Friday, April 17, 2015
Motivation vs Criticism
In life in general, people are going to need help being pushed forward towards whatever goal they are trying to reach. Whether it’s on the field or in the gym, having good motivation can greatly help them reach their goal. It is important to keep in mind that some people can take more ridicule than others. In my opinion, having someone on your side helping you to succeed is better than having someone calling you out for what you did wrong or saying that you aren’t working hard enough. Many times, if someone criticizes you too much you will eventually shut down and not want to keep working because you feel as if nothing you do is right or good enough.
There are many great ideas to help people stay motivated and great ways for trainers, coaches, family, and friends to help motivate each other. There are many different motivation factors that we can focus on in order to help someone to reach their goals. There are three participation motivation factors, interest/enjoyment, competence, and body-related motives were measured that people are able to relate to.1 If you are able to identify these motivation factors you can now help them and know what it is that pushes them to the top.

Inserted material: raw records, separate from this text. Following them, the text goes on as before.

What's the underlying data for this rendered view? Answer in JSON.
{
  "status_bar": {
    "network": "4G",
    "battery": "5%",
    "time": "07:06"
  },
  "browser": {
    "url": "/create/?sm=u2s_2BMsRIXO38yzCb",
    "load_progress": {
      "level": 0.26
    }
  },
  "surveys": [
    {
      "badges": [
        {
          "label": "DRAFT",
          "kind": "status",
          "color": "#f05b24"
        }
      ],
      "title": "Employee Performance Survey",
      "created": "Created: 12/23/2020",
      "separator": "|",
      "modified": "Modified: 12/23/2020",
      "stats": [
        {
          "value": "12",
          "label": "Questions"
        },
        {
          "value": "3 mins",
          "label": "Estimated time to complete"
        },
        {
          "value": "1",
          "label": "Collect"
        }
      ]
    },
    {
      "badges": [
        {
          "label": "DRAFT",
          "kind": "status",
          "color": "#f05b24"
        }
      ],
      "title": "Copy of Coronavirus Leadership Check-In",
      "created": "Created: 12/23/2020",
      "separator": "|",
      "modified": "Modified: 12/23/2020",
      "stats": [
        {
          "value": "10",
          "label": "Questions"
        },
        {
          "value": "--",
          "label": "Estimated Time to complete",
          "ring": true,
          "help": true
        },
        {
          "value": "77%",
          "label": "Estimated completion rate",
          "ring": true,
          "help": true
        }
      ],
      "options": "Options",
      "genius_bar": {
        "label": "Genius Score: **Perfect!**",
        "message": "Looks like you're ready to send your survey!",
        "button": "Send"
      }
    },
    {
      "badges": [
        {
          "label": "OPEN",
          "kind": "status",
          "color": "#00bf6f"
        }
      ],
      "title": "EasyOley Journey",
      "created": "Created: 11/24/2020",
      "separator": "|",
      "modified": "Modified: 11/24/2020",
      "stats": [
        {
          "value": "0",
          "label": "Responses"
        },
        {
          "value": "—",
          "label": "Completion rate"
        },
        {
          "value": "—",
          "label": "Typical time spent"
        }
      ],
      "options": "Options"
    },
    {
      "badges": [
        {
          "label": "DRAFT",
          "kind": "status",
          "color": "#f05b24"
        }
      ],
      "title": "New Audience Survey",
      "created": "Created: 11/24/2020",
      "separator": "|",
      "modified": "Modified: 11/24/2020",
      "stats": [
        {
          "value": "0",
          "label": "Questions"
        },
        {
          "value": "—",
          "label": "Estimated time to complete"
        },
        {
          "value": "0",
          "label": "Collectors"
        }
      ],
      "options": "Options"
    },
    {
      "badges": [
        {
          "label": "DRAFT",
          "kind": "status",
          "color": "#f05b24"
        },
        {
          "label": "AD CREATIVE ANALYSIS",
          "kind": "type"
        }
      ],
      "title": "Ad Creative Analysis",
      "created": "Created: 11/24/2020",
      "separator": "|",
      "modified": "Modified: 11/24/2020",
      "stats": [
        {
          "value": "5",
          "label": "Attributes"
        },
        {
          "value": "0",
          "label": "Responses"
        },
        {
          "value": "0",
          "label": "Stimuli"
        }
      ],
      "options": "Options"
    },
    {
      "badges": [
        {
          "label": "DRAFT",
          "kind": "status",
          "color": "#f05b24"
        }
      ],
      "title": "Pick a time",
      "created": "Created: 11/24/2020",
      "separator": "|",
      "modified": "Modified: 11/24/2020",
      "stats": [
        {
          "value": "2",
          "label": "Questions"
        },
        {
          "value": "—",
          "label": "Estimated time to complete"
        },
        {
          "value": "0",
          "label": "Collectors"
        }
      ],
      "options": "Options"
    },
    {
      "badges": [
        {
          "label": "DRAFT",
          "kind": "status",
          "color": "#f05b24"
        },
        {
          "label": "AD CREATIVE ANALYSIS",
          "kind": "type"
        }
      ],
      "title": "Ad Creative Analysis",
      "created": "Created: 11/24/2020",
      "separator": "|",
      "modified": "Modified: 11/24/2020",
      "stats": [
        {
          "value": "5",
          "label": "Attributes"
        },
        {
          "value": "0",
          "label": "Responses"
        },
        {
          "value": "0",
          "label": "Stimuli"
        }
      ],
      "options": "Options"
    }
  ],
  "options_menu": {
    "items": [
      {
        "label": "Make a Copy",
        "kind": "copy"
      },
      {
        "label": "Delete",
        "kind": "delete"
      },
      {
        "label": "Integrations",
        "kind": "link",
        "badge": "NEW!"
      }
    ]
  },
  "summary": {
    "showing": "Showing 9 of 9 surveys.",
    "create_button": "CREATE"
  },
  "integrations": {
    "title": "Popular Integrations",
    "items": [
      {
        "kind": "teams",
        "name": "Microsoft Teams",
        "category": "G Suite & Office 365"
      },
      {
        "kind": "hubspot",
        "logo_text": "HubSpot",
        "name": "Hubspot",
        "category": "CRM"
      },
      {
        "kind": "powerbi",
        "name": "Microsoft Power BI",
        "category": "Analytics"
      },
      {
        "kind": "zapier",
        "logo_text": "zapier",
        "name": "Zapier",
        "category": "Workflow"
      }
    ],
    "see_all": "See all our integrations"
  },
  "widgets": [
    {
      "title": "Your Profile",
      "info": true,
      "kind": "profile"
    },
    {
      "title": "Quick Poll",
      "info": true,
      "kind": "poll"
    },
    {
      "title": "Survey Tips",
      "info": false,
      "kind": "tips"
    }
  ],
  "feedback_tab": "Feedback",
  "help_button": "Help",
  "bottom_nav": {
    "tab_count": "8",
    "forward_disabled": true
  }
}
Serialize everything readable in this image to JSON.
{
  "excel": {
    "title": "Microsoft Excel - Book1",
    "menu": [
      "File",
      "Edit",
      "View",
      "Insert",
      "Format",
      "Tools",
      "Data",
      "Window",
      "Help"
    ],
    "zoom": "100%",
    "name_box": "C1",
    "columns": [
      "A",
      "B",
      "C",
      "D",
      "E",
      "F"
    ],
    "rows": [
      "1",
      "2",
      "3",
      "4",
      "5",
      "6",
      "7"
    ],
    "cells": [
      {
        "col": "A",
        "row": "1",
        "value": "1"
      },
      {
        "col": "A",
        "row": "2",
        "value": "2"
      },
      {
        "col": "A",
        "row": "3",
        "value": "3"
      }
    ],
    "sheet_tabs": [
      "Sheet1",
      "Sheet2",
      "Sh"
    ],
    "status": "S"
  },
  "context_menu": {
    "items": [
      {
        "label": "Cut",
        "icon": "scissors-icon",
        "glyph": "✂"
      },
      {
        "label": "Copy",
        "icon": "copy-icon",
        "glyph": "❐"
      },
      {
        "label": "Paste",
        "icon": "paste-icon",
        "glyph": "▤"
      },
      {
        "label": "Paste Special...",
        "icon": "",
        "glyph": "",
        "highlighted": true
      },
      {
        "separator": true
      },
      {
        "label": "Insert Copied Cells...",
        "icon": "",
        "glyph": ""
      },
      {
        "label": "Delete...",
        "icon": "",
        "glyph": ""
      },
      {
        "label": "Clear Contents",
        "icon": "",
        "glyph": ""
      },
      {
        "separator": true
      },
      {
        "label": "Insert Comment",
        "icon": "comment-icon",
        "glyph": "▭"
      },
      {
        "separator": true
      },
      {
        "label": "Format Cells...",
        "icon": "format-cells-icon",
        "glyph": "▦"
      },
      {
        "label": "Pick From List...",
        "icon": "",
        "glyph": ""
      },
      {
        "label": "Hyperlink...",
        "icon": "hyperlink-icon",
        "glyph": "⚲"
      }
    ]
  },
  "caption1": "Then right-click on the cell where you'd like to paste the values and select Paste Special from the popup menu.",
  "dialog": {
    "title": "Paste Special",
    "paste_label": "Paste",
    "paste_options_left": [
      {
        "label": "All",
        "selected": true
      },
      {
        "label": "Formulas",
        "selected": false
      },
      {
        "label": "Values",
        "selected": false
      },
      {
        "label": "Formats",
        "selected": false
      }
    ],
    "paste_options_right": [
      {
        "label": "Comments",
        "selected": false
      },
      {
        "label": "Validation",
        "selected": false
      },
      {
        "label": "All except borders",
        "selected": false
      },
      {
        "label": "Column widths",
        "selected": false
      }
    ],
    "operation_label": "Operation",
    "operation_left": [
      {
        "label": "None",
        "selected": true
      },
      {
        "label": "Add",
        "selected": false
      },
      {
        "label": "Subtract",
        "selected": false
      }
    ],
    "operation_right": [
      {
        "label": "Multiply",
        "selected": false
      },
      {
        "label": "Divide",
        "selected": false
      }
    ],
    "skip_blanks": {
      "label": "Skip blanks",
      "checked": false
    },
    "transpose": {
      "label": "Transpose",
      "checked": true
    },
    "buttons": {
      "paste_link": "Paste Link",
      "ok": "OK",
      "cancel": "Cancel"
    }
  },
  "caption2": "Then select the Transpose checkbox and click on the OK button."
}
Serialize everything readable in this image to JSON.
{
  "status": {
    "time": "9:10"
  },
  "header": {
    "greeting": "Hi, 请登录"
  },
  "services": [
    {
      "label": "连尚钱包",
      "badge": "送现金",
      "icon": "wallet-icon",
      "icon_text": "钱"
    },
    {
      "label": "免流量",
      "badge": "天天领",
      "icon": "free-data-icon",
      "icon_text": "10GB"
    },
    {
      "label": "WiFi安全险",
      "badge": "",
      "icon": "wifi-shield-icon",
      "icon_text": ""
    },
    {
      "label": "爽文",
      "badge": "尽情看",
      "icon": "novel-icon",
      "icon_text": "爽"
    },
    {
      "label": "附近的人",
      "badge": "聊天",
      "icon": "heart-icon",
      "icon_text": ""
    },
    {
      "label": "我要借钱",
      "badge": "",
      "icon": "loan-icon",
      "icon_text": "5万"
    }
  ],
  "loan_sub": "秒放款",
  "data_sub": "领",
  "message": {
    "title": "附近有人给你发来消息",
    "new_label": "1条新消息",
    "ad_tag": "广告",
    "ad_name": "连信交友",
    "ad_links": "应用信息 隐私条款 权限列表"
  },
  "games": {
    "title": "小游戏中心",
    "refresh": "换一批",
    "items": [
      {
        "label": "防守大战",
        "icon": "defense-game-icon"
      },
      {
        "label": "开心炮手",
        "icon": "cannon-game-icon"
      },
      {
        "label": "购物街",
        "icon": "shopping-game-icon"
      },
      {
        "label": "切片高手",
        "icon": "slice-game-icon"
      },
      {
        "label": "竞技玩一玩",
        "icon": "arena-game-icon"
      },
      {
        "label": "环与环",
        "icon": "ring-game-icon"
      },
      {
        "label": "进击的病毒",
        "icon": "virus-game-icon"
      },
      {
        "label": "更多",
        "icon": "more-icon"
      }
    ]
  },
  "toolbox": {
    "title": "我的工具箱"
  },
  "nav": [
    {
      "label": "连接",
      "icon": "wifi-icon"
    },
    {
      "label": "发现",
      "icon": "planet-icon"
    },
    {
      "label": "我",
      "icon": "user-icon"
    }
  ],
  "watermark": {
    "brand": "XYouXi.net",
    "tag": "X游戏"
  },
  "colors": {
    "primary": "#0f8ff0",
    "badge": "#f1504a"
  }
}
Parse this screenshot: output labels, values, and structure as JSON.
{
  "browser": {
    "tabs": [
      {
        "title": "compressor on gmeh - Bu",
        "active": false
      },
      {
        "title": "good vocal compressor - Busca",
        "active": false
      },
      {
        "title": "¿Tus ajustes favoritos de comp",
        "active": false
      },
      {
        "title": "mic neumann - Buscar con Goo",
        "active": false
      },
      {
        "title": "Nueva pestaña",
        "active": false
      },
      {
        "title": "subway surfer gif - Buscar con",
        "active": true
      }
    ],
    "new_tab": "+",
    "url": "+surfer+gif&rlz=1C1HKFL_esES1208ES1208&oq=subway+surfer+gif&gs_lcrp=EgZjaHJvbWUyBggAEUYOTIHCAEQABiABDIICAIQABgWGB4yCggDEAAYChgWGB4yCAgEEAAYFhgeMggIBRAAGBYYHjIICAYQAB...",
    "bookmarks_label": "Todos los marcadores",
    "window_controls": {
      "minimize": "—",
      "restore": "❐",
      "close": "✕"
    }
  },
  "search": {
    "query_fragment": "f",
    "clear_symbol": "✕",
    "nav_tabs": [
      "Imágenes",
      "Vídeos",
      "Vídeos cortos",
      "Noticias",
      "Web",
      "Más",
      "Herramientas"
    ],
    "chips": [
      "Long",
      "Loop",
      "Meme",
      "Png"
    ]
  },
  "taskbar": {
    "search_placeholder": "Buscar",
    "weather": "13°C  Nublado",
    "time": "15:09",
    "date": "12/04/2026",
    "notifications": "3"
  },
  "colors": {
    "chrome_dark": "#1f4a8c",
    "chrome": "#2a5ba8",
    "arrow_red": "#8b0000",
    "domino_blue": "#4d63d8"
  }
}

Another aspect that is important to focus on is if your student is wanting to learn and is putting in the same effort you are trying to get them to succeed. If someone doesn’t want to succeed it is very difficult to have them stay focused and motivated at the task at hand. Sometimes this may result in a power struggle and should try to be avoided at all costs. As a teacher or coach it is important to diagnose and improve students' motivation, focus on motivation in academic situations, and give examples from athletic and other achievement contexts.2 This helps to show them the light at the end of the tunnel and will hopefully help them to succeed.
1Frederick, C.M. (1993) Differences in motivation for sport and exercise and their relations with participation and mental health. Journal of Sport Behavior. 16(3) 124-146
2Stipek, D.J. (1993) Motivation to Learn. From Theory to Practice.